The Batwa in Rwanda still struggle for any kind of formal recognition. Given the country's past, the Rwandan government does not recognize ethnic groupings. According to a 2008 MRG report, recent historical evidence has suggested that the Hutu/Tutsi ethnic differentiation was the product of a colonial perspective. The Batwa maintain that their case is different, arguing that Batwa identity cannot be conflated with Hutu and Tutsi identity, and that their distinct history and culture sets them apart. As in Burundi, there is a lack of formal census data but rough estimates put the Batwa population at around 33,000 in Rwanda. A director of the Girubuntu programme, which runs infant and primary schools in Rwanda, explains: 'We don't count them. We can do it if there is a need, but there has not been any need to count who is Batwa, who is what, because we are trying to counter discrimination.'
In 2007, the principal organization representing the Batwa in Rwanda had to change its name from CAURWA (Community of Indigenous People of Rwanda) to COPORWA (Community of Rwandese Potters) to adhere to the government's rule on not allowing formal recognition of distinct ethnic or indigenous groups. This was a setback for activists, and in the last year they have reported continuing discrimination. COPORWA particularly noted discrimination in rural schools, which lack the policy of non-discrimination and tolerance found in some Kigali schools.

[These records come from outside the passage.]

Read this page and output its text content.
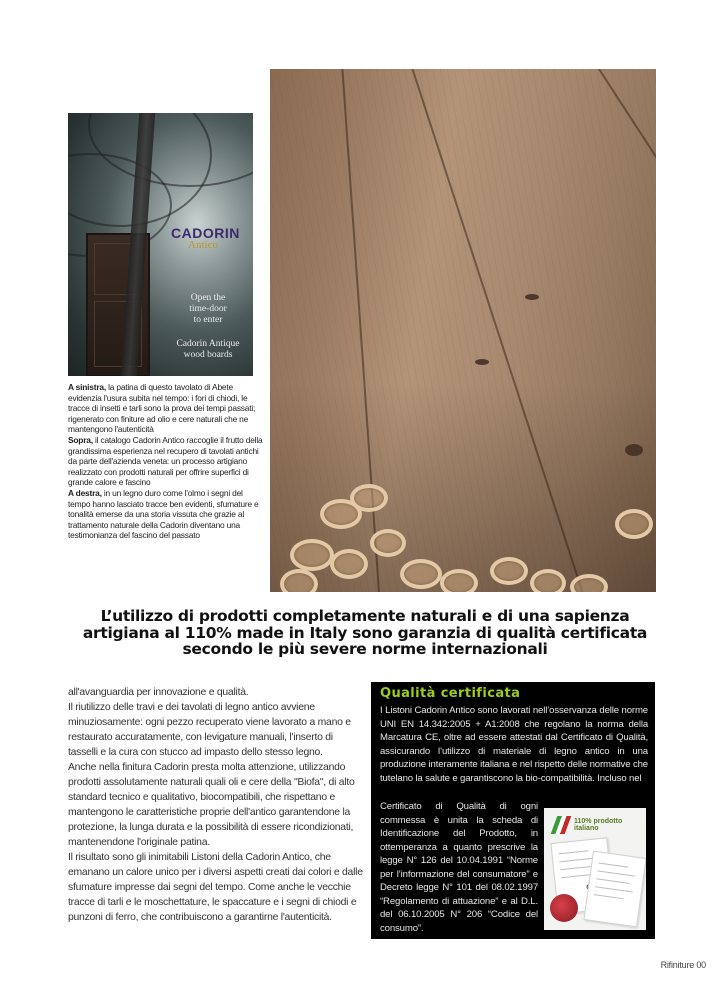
CADORIN
Antico
Open the
time-door
to enter
Cadorin Antique
wood boards

A sinistra, la patina di questo tavolato di Abete evidenzia l'usura subita nel tempo: i fori di chiodi, le tracce di insetti e tarli sono la prova dei tempi passati; rigenerato con finiture ad olio e cere naturali che ne mantengono l'autenticità

Sopra, il catalogo Cadorin Antico raccoglie il frutto della grandissima esperienza nel recupero di tavolati antichi da parte dell'azienda veneta: un processo artigiano realizzato con prodotti naturali per offrire superfici di grande calore e fascino

A destra, in un legno duro come l'olmo i segni del tempo hanno lasciato tracce ben evidenti, sfumature e tonalità emerse da una storia vissuta che grazie al trattamento naturale della Cadorin diventano una testimonianza del fascino del passato

L’utilizzo di prodotti completamente naturali e di una sapienza artigiana al 110% made in Italy sono garanzia di qualità certificata secondo le più severe norme internazionali

all'avanguardia per innovazione e qualità.

Il riutilizzo delle travi e dei tavolati di legno antico avviene minuziosamente: ogni pezzo recuperato viene lavorato a mano e restaurato accuratamente, con levigature manuali, l'inserto di tasselli e la cura con stucco ad impasto dello stesso legno.

Anche nella finitura Cadorin presta molta attenzione, utilizzando prodotti assolutamente naturali quali oli e cere della "Biofa", di alto standard tecnico e qualitativo, biocompatibili, che rispettano e mantengono le caratteristiche proprie dell'antico garantendone la protezione, la lunga durata e la possibilità di essere ricondizionati, mantenendone l'originale patina.

Il risultato sono gli inimitabili Listoni della Cadorin Antico, che emanano un calore unico per i diversi aspetti creati dai colori e dalle sfumature impresse dai segni del tempo. Come anche le vecchie tracce di tarli e le moschettature, le spaccature e i segni di chiodi e punzoni di ferro, che contribuiscono a garantirne l'autenticità.

Qualità certificata

I Listoni Cadorin Antico sono lavorati nell’osservanza delle norme UNI EN 14.342:2005 + A1:2008 che regolano la norma della Marcatura CE, oltre ad essere attestati dal Certificato di Qualità, assicurando l’utilizzo di materiale di legno antico in una produzione interamente italiana e nel rispetto delle normative che tutelano la salute e garantiscono la bio-compatibilità. Incluso nel

Certificato di Qualità di ogni commessa è unita la scheda di Identificazione del Prodotto, in ottemperanza a quanto prescrive la legge N° 126 del 10.04.1991 “Norme per l’informazione del consumatore” e Decreto legge N° 101 del 08.02.1997 “Regolamento di attuazione” e al D.L. del 06.10.2005 N° 206 “Codice del consumo”.

110% prodotto italiano
Rifiniture 00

According to the Ministry of Education, Rwanda has one of the highest primary net enrolment ratios in the region (92 per cent in 2004). But there is no mention of the Batwa in the government's education strategies. The Ministry for Local Government's (MINALOC) Good Governance, Community Development and Social Affairs programme has a system to identify vulnerable members of the community and through this could support Batwa in light of their economic, rather than ethnic status. Similarly, educational support is provided for Batwa children through a scheme aimed at helping poorer children through school. This scheme uses lists compiled by Batwa welfare organizations, although there are no statistics available on exactly how many Batwa children have been assisted. Some Batwa community members would like to see a dedicated grant system, based on the model used to support genocide survivors, so that school leavers can go on to university.